Authors Note: Oh boy. I've found another site to show my love with naztee slash XD anyway this is told from Joseph Goebbels point of view (which really does irritate me since his full name is Paul Joseph Goebbels and Hitler always refered to him as Paul.) I tried to stick with Tarantino's verson of the people. So here is one of the end scenes which contains only a little bit of spoilers.
Sitting next to him was like sitting next to a girl on your first date. You're nervous as hell and not sure whether she likes you or will laugh at your poor attempts to impress her behind your back. It's a strange metaphor but it fits with mein Fuhrer. I worked so very, very, very hard on this film, using all the skills I had developed from all my years working for the party.
Nation's Pride was turning out beautiful, at least in my eyes. The film was creative, deaths realistic, and acting fabulous. All that mattered was his approval. Just a little bit of acknowledgment wouldn't hurt, even if it was negative.
I try not to glance at his face to much, seeing a smile time to time on his ageing face. His moustache was a weird touch but much loved amongst his people who often followed the look. He laughed when Americans were killed on the screen by the bullets of Fredrick Zoller falling dramatically. I joined him hoping not to explode from the tension built up inside me.
"Please just say something! Please! Please! Please!" I begged in my mind as agonizing minutes past by which felt like hours of watching death and propaganda. Sitting with Goering would have been better, at least I would have an actual conversation with someone (conversation as in talking about food.)
"Ha ha ha ha." He muttered wiping his beautiful blue eyes looking directly at me for a second to say, "Extraordinary, my dear. Simply extraordinary. This is your finest film yet."
My first reaction was this isn't real, just some form of my imagination but then my eyes widened already weld up with tears and all I could possibly say without reducing myself to an idiot in front of the man I love most was,
"Thank you, Mein Fuhrer." I pause to suck in a breath disguising a sob of happiness and relief. "Thank you." Finally he said it. Everything was right with the world yet I couldn't stop myself from crying. It was the strangest thing but I was so euphorically happy that I just couldn't cease. If I were alone maybe I would laugh at how stupid I must have looked but instead I tried to wipe all evidence away before Adolf looked at me again.
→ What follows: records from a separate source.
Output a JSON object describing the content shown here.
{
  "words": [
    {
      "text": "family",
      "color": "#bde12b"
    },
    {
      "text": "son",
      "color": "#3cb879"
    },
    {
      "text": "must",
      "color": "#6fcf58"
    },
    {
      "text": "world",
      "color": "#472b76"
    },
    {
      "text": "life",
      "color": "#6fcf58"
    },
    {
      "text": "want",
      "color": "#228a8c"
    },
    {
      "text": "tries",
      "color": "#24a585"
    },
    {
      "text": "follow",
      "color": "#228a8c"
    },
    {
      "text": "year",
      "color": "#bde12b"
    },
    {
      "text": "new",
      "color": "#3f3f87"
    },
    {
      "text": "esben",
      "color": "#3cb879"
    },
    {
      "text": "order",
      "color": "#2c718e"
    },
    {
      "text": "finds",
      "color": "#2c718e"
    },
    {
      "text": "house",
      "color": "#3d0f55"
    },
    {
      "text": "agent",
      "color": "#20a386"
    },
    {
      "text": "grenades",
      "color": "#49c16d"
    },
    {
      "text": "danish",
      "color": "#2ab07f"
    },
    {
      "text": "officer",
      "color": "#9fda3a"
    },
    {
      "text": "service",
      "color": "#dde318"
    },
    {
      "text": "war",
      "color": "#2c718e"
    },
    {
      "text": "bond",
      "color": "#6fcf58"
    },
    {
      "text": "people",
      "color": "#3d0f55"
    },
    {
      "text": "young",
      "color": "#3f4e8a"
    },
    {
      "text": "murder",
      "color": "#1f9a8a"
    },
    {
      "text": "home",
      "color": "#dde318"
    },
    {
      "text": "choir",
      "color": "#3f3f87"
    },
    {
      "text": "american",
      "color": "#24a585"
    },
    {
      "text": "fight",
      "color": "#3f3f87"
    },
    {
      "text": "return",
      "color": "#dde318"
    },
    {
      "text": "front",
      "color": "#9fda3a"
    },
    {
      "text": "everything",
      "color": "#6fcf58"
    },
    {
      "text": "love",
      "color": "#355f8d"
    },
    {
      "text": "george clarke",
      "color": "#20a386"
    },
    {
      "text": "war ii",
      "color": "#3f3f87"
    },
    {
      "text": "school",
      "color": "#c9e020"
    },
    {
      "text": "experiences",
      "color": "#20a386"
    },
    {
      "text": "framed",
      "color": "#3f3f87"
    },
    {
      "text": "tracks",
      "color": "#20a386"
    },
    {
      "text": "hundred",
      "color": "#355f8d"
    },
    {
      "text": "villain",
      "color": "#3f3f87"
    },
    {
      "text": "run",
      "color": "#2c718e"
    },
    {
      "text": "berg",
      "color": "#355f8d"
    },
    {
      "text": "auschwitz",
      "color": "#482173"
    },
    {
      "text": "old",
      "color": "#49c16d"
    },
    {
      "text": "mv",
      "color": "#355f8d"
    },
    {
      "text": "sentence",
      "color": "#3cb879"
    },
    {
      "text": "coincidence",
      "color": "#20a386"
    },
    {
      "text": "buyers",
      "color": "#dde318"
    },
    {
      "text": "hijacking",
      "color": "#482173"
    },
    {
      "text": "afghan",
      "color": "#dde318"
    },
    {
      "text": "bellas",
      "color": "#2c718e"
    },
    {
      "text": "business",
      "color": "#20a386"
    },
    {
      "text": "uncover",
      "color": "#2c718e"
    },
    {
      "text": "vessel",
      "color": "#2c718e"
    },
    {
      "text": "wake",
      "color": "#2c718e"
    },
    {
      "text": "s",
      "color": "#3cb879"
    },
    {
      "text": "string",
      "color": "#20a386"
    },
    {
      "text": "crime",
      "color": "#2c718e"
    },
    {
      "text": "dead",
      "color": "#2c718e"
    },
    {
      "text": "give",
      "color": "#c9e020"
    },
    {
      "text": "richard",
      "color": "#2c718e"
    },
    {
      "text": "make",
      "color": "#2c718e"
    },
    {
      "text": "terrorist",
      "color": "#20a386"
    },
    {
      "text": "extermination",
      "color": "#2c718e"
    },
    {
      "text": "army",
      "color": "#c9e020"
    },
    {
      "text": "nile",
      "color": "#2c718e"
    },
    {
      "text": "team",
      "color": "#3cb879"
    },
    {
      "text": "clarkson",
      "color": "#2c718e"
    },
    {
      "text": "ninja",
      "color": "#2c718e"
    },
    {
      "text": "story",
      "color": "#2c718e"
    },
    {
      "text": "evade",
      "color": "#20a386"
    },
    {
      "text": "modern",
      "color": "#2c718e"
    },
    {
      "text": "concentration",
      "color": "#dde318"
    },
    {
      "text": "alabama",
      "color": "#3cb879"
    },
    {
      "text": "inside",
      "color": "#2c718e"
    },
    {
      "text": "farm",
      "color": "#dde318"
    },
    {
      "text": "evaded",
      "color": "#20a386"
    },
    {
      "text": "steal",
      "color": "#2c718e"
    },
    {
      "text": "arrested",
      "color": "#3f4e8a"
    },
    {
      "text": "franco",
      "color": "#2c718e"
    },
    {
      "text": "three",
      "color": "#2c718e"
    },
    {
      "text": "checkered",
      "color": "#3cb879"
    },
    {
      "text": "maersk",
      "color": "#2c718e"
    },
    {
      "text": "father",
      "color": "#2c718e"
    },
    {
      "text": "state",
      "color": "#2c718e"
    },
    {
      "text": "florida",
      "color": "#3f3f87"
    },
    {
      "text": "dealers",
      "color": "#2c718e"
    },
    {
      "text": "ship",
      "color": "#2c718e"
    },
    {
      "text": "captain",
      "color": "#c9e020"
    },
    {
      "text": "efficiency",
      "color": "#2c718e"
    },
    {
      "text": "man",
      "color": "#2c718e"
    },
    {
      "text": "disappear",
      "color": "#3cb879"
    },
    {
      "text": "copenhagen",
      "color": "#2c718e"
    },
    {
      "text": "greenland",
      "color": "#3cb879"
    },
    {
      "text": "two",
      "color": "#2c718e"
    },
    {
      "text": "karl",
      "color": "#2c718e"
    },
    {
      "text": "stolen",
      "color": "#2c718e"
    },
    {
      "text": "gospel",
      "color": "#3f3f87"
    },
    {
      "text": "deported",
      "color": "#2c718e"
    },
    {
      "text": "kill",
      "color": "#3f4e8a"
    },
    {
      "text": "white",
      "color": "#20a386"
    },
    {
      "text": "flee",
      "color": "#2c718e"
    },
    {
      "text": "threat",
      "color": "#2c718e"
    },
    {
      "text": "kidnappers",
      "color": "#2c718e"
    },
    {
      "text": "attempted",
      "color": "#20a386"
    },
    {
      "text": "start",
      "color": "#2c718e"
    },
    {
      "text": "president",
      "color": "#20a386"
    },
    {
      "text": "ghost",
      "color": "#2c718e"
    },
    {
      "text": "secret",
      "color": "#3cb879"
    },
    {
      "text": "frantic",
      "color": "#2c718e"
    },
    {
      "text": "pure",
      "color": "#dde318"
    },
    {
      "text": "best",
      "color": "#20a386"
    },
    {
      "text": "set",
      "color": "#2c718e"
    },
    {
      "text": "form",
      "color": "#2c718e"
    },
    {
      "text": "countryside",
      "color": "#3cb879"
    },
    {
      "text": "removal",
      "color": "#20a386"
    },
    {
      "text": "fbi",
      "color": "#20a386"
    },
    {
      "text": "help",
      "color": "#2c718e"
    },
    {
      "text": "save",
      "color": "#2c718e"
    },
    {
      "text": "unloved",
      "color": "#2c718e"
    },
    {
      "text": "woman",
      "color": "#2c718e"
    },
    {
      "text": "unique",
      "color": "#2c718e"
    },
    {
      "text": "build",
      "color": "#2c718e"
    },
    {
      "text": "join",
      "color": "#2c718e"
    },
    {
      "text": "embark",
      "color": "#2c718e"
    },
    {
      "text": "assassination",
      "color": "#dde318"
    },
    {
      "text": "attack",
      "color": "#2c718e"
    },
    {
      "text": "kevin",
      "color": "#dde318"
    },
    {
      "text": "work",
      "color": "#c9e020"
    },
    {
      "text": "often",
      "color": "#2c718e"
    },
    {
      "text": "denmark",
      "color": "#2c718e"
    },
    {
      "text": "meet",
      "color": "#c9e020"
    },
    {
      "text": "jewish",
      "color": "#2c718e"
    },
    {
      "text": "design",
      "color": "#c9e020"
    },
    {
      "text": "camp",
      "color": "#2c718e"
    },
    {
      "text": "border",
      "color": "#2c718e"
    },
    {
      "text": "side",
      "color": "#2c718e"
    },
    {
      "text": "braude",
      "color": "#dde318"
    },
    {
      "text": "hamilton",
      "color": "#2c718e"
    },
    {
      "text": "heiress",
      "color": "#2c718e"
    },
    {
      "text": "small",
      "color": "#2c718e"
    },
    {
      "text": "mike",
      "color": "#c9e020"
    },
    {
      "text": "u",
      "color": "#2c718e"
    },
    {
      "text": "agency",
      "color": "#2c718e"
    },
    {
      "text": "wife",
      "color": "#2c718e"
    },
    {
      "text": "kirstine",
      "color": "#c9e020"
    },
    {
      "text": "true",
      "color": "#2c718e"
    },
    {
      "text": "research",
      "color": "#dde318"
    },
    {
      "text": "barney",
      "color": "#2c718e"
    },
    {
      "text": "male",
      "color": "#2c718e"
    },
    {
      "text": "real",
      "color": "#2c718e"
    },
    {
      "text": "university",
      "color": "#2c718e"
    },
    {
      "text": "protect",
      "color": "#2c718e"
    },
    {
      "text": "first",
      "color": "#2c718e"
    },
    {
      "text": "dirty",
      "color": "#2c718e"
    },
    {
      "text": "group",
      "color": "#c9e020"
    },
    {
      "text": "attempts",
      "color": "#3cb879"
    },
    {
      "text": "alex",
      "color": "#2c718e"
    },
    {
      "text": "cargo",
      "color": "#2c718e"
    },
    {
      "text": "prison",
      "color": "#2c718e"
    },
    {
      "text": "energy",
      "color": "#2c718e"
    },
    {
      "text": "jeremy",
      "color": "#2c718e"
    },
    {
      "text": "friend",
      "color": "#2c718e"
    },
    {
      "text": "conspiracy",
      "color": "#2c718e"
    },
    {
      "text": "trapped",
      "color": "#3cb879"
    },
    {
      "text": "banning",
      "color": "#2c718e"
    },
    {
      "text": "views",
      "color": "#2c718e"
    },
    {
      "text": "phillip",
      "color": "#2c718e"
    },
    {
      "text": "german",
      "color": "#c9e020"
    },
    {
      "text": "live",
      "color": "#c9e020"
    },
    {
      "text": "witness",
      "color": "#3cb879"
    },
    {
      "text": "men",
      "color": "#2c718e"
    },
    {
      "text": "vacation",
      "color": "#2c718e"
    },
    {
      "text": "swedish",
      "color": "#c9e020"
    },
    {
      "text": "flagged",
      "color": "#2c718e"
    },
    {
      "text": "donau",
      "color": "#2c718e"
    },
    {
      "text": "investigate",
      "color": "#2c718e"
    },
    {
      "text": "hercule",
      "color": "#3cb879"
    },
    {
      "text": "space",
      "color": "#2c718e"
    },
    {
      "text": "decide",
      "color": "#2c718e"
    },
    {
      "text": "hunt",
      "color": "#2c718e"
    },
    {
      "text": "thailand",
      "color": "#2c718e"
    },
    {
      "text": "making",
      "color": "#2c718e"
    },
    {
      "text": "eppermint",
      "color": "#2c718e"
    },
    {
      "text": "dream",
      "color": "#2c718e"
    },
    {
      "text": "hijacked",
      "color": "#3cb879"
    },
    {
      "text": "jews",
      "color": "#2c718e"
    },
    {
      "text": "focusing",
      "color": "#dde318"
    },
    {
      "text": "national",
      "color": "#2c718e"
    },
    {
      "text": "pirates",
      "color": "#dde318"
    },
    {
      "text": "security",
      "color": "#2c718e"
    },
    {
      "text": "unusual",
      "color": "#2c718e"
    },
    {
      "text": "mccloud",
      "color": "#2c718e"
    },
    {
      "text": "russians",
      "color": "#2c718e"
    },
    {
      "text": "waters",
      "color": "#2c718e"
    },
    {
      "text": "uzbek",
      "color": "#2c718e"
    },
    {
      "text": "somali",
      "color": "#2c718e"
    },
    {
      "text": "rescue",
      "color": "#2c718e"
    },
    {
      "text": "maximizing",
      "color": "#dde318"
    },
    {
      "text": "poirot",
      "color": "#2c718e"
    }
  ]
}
"Joseph?" a concerned voice flooded my ears, making me jump. I looked through my fingers at the only possible person to say anything, trying not to blush in embarrassment. Hitler was looking at me with lowered eyes and a heartfelt frown on his face. "Are you alright?"
"Yes, yes. I'm fineā¦. Nothi- Nothings wrong. I'm completely fine." My voice was as shaky as I felt. There was no logic to this at all.
"You don't look fine Mein Doktor." Oh his affectionate pet name silently killed me. How I loved him. Was that why I was crying? My hands ran down my face, hoping he didn't notice the puffyness that had vacated my eyes.
"No I'm okay really." Without my consent he put one finger over my lips, leaning forward with watchful eyes. One black strand of hair fell over his left eye as he did so.
"Have you been crying Joseph?" He was so close it hurt. I could feel his breath on my cheek. I shuttered at the strange homosexual thoughts that had filled my mind since 1926 over him, suddenly filled my brain.
"Yes." I couldn't lie to him.
"Oh Joseph." He sighed. "You need to cheer up." Then he leaned in further and did the unexpected. His pink lips met my own like to wonderful puzzle pieces coming together. Our lips moved in a musical rhythm that made so much sense to me now. Oh god how I wish it had lasted forever but if it did someone was bound to notice, like I would care but it would be the end of both of our careers. Just as quick as it happened it ended, leaving behind confusing and desire.
Hitler looked at me more seriously now, even angry in a way. Within a second his hand struck my cheek in a more playful manner then an angry one. It worked in snapping me out of my daze.
"Tell no one of this Herr Minister and cheer up, this is a masterpiece." He turned away to look at the crowd below our box who were to absorbed into the movie to really care what they're leaders were doing, then to laugh as an American soldier was shot and fell into a fountain on screen. This time I sincerely joined him.
Tonight no doubt was the greatest moment of my life and the only way it could get better is if we won the war. Oh how great that would be being next to mein Fuhrer in the thousand year Reich. It was like a fairy tale wanting to become true.
"Oh Adolf." I whispered, him not hearing and continuing to act like nothing just happened.
"WHO WANTS TO SEND A MESSAGE TO GERMANY?!" Zoller shouted in perfect English. Of course I couldn't understand the language but I knew what it meant. Just then the screen changed to a pretty blonde woman.
"I WANT TO SEND A MESSAGE TO GERMANY!!"